77 : Photo(s) de famille
« […] avoir quarante ans, c’est comme habiter dans le même appartement depuis autant d’années. […] C’est aussi le moment où on se pose des questions sur ses amitiés, ses relations, où il est temps de remettre les choses à plat. Si on ne le fait pas, la vie s’en chargera et là… Ça risque de faire très mal. »
Sophie Marceau, Le Journal du Dimanche, juillet 2010.
Place de la Concorde
Paris 8e
le 14 janvier 2000
20:30
— On arrive bientôt ? Parce que j’en ai marre d’avoir ce bandeau sur les yeux !
— Oui, t’inquiète, on y est presque…
La surprise n’en est plus vraiment une.

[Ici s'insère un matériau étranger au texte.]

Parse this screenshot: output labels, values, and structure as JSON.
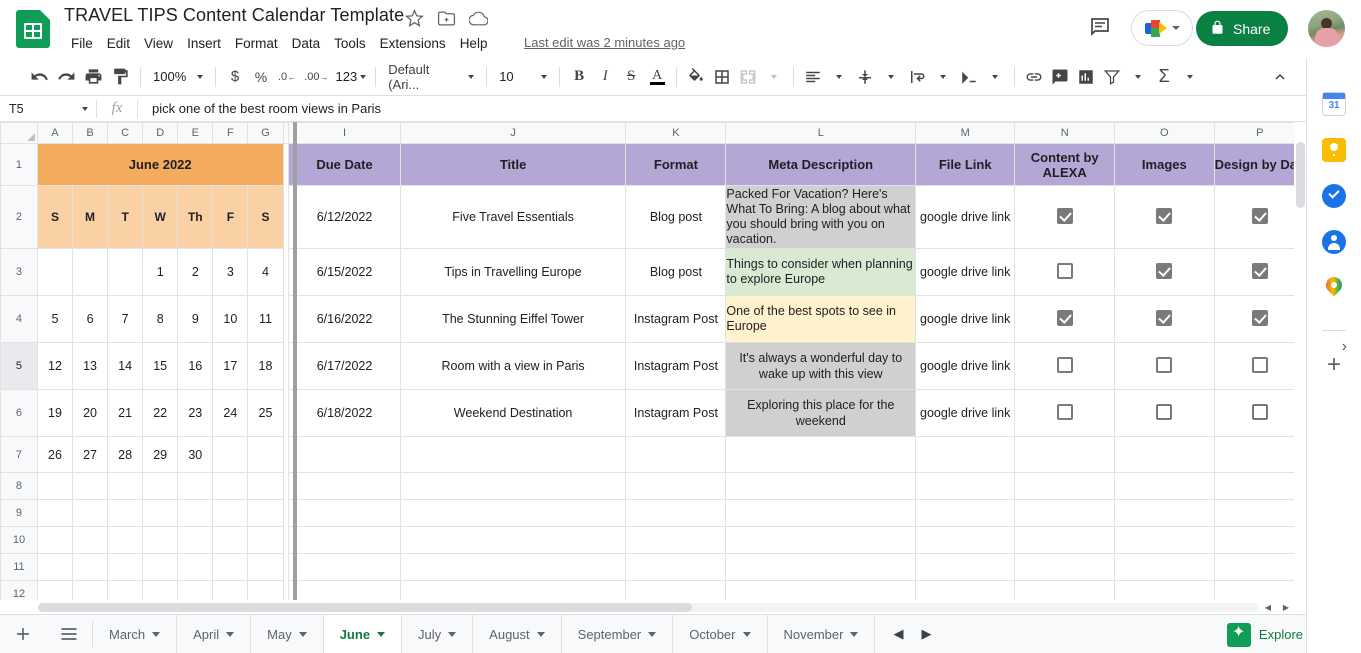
{
  "app": {
    "logo_icon": "sheets-logo-icon",
    "doc_title": "TRAVEL TIPS Content Calendar Template",
    "title_icons": [
      "star-icon",
      "move-to-folder-icon",
      "cloud-saved-icon"
    ],
    "last_edit": "Last edit was 2 minutes ago",
    "menus": [
      "File",
      "Edit",
      "View",
      "Insert",
      "Format",
      "Data",
      "Tools",
      "Extensions",
      "Help"
    ],
    "comment_icon": "comment-history-icon",
    "meet_icon": "google-meet-icon",
    "share_label": "Share",
    "share_lock_icon": "lock-icon",
    "avatar_icon": "user-avatar"
  },
  "toolbar": {
    "undo_icon": "undo-icon",
    "redo_icon": "redo-icon",
    "print_icon": "print-icon",
    "paint_icon": "paint-format-icon",
    "zoom_value": "100%",
    "currency_icon": "currency-dollar-icon",
    "percent_icon": "percent-icon",
    "decimal_decrease_icon": "decrease-decimal-icon",
    "decimal_increase_icon": "increase-decimal-icon",
    "number_format_label": "123",
    "font_value": "Default (Ari...",
    "font_size_value": "10",
    "bold_label": "B",
    "italic_label": "I",
    "strikethrough_label": "S",
    "text_color_label": "A",
    "fill_color_icon": "fill-color-icon",
    "borders_icon": "borders-icon",
    "merge_icon": "merge-cells-icon",
    "halign_icon": "horizontal-align-icon",
    "valign_icon": "vertical-align-icon",
    "wrap_icon": "text-wrap-icon",
    "rotate_icon": "text-rotation-icon",
    "link_icon": "insert-link-icon",
    "comment_icon": "insert-comment-icon",
    "chart_icon": "insert-chart-icon",
    "filter_icon": "filter-icon",
    "functions_label": "Σ",
    "collapse_icon": "collapse-toolbar-icon"
  },
  "formula_bar": {
    "name_box": "T5",
    "fx_label": "fx",
    "formula_value": "pick one of the best room views in Paris"
  },
  "grid": {
    "column_headers": [
      "A",
      "B",
      "C",
      "D",
      "E",
      "F",
      "G",
      "",
      "I",
      "J",
      "K",
      "L",
      "M",
      "N",
      "O",
      "P"
    ],
    "row_headers": [
      "1",
      "2",
      "3",
      "4",
      "5",
      "6",
      "7",
      "8",
      "9",
      "10",
      "11",
      "12"
    ],
    "selected_row": "5",
    "calendar": {
      "title": "June 2022",
      "dow": [
        "S",
        "M",
        "T",
        "W",
        "Th",
        "F",
        "S"
      ],
      "weeks": [
        [
          "",
          "",
          "",
          "1",
          "2",
          "3",
          "4"
        ],
        [
          "5",
          "6",
          "7",
          "8",
          "9",
          "10",
          "11"
        ],
        [
          "12",
          "13",
          "14",
          "15",
          "16",
          "17",
          "18"
        ],
        [
          "19",
          "20",
          "21",
          "22",
          "23",
          "24",
          "25"
        ],
        [
          "26",
          "27",
          "28",
          "29",
          "30",
          "",
          ""
        ]
      ]
    },
    "table_headers": [
      "Due Date",
      "Title",
      "Format",
      "Meta Description",
      "File Link",
      "Content by ALEXA",
      "Images",
      "Design by Dan"
    ],
    "rows": [
      {
        "due_date": "6/12/2022",
        "title": "Five Travel Essentials",
        "format": "Blog post",
        "meta": "Packed For Vacation? Here's What To Bring: A blog about what you should bring with you on vacation.",
        "meta_bg": "#d0d0d0",
        "meta_align": "left",
        "file_link": "google drive link",
        "content_by_alexa": true,
        "images": true,
        "design_by_dan": true
      },
      {
        "due_date": "6/15/2022",
        "title": "Tips in Travelling Europe",
        "format": "Blog post",
        "meta": "Things to consider when planning to explore Europe",
        "meta_bg": "#d9ead3",
        "meta_align": "left",
        "file_link": "google drive link",
        "content_by_alexa": false,
        "images": true,
        "design_by_dan": true
      },
      {
        "due_date": "6/16/2022",
        "title": "The Stunning Eiffel Tower",
        "format": "Instagram Post",
        "meta": "One of the best spots to see in Europe",
        "meta_bg": "#fff2cc",
        "meta_align": "left",
        "file_link": "google drive link",
        "content_by_alexa": true,
        "images": true,
        "design_by_dan": true
      },
      {
        "due_date": "6/17/2022",
        "title": "Room with a view in Paris",
        "format": "Instagram Post",
        "meta": "It's always a wonderful day to wake up with this view",
        "meta_bg": "#d0d0d0",
        "meta_align": "center",
        "file_link": "google drive link",
        "content_by_alexa": false,
        "images": false,
        "design_by_dan": false
      },
      {
        "due_date": "6/18/2022",
        "title": "Weekend Destination",
        "format": "Instagram Post",
        "meta": "Exploring this place for the weekend",
        "meta_bg": "#d0d0d0",
        "meta_align": "center",
        "file_link": "google drive link",
        "content_by_alexa": false,
        "images": false,
        "design_by_dan": false
      }
    ]
  },
  "sheet_tabs": {
    "add_icon": "add-sheet-icon",
    "all_sheets_icon": "all-sheets-icon",
    "tabs": [
      "March",
      "April",
      "May",
      "June",
      "July",
      "August",
      "September",
      "October",
      "November"
    ],
    "active_tab": "June",
    "prev_icon": "previous-sheet-icon",
    "next_icon": "next-sheet-icon",
    "explore_label": "Explore",
    "explore_icon": "explore-icon"
  },
  "side_panel": {
    "icons": [
      "google-calendar-icon",
      "google-keep-icon",
      "google-tasks-icon",
      "google-contacts-icon",
      "google-maps-icon"
    ],
    "add_icon": "add-on-plus-icon",
    "collapse_icon": "expand-panel-chevron-icon"
  },
  "colors": {
    "brand_green": "#0f9d58",
    "share_green": "#0b8043",
    "header_purple": "#b4a7d6",
    "calendar_orange": "#f5ab5e",
    "calendar_orange_light": "#fad0a5"
  }
}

Tu ne voulais pas revenir sur Paris, tu n’y voyais aucun intérêt. Alors j’ai dû me dévoiler à demi-mot pour te convaincre.
On a rapidement posé nos bagages au Meurice, puis on s’est changés afin d’opter pour une tenue plus sélect. Mais je n’en dirai pas plus, malgré tes suppliques juste avant de regagner ton Audi, garée devant le palace.
Le feulement du V8 de la limousine trouble à peine le silence qui drape ton impatience. J’ai refusé d’allumer la radio et ça t’agace…
— Tu ne veux vraiment pas me donner ne serait-ce qu’un minuscule indice ?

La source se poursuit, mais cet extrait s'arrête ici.